Film Review – Kong: Skull Island


Apocalypse Now meets The Land that Time Forgot isn’t an obvious premise for a King Kong reboot, but Kong: Skull Island is nonetheless a surprisingly effective, if jaw-droppingly ridiculous, slab of monster blockbuster fun. It’s considerably more bonkers, and therefore more entertaining, than 2015’s machine-tooled Jurassic World and it’s also better than its universe sharing cousin, Gareth Edwards’s 2014 rebooted Godzilla. In fact, I’m struggling to think of a better out-and-out monster movie since the original Jurassic Park, unless you count Starship Troopers, or Peter Jackson’s overblown but underrated 2005 King Kong remake (I wasn’t a fan of Cloverfield).

Skull Island opens with a peculiar Hell in the Pacific style World War II prologue then flashes forward to 1973. Nixon has just started withdrawing troops from Vietnam, and as Monarch director Bill Randa (John Goodman) puts it, “There has never been a more screwed up time in Washington”. Rapidly moving on from that alarmingly pertinent statement, Randa obtains funding for a covert geographic expedition to chart the mysterious recently discovered via satellite Skull Island, which is surrounded by a handy ring of storms that put off visitors. Randa’s expedition includes expert survivalist James Conrad (Tom Hiddleston), photojournalist Mason Weaver (Brie Larson), Vietnam burnout Colonel Preston Packard (Samuel L Jackson) and the regulation scientific goons and military grunts destined to warm the innards of the various monsters. Once they reach the island they start bombing the place for some idiotic reason that is supposedly scientific, and of course a certain oversized gorilla is unimpressed.

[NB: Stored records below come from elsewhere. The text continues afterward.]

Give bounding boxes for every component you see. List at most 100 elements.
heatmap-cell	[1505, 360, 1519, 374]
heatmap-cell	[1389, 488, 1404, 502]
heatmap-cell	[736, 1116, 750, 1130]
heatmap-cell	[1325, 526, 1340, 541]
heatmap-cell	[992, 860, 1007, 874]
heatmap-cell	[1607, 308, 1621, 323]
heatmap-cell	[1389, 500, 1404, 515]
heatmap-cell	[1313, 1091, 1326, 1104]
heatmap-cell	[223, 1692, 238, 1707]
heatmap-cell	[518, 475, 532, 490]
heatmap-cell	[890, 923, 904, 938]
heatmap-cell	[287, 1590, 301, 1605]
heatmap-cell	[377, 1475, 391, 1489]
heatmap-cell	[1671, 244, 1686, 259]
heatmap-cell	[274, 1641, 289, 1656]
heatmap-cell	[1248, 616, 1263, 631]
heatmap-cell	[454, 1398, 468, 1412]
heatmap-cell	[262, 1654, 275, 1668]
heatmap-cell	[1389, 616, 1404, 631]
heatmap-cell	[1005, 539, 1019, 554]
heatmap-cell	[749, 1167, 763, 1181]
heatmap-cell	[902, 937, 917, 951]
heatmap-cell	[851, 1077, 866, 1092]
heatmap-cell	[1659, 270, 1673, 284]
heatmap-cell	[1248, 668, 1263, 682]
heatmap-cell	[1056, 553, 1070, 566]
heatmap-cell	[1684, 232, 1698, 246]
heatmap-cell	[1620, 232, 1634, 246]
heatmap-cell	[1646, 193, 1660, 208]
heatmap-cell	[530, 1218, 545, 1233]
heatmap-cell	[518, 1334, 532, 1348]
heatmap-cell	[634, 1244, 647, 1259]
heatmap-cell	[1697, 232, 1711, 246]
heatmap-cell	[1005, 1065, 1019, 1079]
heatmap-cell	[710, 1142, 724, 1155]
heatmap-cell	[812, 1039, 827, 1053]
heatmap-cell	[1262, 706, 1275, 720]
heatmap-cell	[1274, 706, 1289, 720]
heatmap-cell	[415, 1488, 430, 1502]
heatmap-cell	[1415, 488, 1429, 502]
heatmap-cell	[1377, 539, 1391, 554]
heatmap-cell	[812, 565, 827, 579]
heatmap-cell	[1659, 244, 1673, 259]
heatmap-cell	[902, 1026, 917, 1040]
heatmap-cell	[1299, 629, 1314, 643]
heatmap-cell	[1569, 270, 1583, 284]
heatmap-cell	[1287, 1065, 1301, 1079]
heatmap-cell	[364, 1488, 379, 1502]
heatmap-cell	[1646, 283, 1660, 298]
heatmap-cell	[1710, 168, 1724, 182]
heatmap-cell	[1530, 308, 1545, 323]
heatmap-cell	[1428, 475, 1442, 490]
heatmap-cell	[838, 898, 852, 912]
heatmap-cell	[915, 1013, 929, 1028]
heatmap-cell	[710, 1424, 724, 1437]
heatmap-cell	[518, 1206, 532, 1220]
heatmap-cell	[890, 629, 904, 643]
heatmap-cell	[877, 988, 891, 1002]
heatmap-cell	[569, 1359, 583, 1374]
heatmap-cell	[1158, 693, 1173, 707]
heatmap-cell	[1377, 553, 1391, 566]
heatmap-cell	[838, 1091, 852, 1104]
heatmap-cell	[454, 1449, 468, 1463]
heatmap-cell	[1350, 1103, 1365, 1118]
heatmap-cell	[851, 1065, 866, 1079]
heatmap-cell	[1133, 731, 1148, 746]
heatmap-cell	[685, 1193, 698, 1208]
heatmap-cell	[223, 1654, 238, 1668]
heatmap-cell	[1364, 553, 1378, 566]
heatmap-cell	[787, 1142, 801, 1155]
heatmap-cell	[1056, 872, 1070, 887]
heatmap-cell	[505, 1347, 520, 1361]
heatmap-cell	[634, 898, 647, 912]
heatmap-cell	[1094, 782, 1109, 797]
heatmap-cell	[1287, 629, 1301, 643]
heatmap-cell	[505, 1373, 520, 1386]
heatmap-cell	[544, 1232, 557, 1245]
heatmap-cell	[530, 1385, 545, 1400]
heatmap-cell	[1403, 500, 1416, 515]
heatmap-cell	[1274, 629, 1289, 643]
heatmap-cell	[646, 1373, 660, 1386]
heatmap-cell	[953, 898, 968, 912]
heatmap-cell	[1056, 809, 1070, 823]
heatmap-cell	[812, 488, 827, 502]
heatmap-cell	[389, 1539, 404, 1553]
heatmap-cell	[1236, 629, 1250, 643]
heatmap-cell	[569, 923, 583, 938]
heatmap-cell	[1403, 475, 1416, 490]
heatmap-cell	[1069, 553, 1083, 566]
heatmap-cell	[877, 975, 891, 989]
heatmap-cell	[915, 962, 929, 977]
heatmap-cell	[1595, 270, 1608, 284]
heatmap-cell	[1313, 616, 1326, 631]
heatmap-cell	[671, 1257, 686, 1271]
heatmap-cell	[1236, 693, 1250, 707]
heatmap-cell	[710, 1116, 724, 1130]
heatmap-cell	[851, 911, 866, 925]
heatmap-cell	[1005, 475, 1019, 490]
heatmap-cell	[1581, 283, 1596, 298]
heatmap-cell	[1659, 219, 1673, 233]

Jordan Vogt-Roberts, whose previous film was low budget Stand by Me variant The Kings of Summer, seems an unlikely choice of director. Yet he helms with an unpretentious glee which showcases the various beasties to absolutely smashing effect, quite literally. He is clearly very cine-literate, and references to the three previous King Kong movies, Son of Kong, Jurassic Park and so on are made in such a way as to tip the hat whilst still putting his own stamp on the picture. The screenplay is a bit on the clunky side, but it hardly matters when you’ve got bravura sequences of Kong smashing helicopters to pieces. Not to mention the other monster threats, which include a giant spider, giant octopus, flocks of very nasty pterodactyl type birds and something resembling a massive but rather cute stick insect. However, the real stand-out set piece takes place in a gorilla bone graveyard. Nightmarish giant reptiles know as Skullcrawlers stalk the humans who foolishly ignored the don’t-go-that-way warnings of castaway Hank Marlow (John C Reilly), a man who comes across like a crazed blend of Friday from Robinson Crusoe and Dennis Hopper in Apocalypse Now. The ensuing suspense and action is surprisingly stylised, particularly in a slow motion sequence involving Hiddleston utilising a samurai sword amid clouds of poison gas.

The human interest isn’t that interesting at times, and character arcs are very predictable, but then again in this kind of film you barely notice. The action comes so thick and fast that at the inevitable climactic smackdown, you are very unlikely to feel short changed. The film brazenly wears it’s very obvious Vietnam War allegory on its sleeve, and yet it somehow this sort-of works. I must admit I also chuckled when I discovered Hiddleston’s character was called Conrad (Joseph Conrad of course being the author of Hearts of Darkness, on which Apocalypse Now was famously based). Make sure you stick around through the end credits too, as there’s a neat little Easter egg scene.

With tremendous visual effects, Kong: Skull Island has plenty for the eye and ear. It isn’t going to change the course of cinema, but what it does deliver is a first-rate piece of monster movie mayhem, best seen on the biggest screen possible.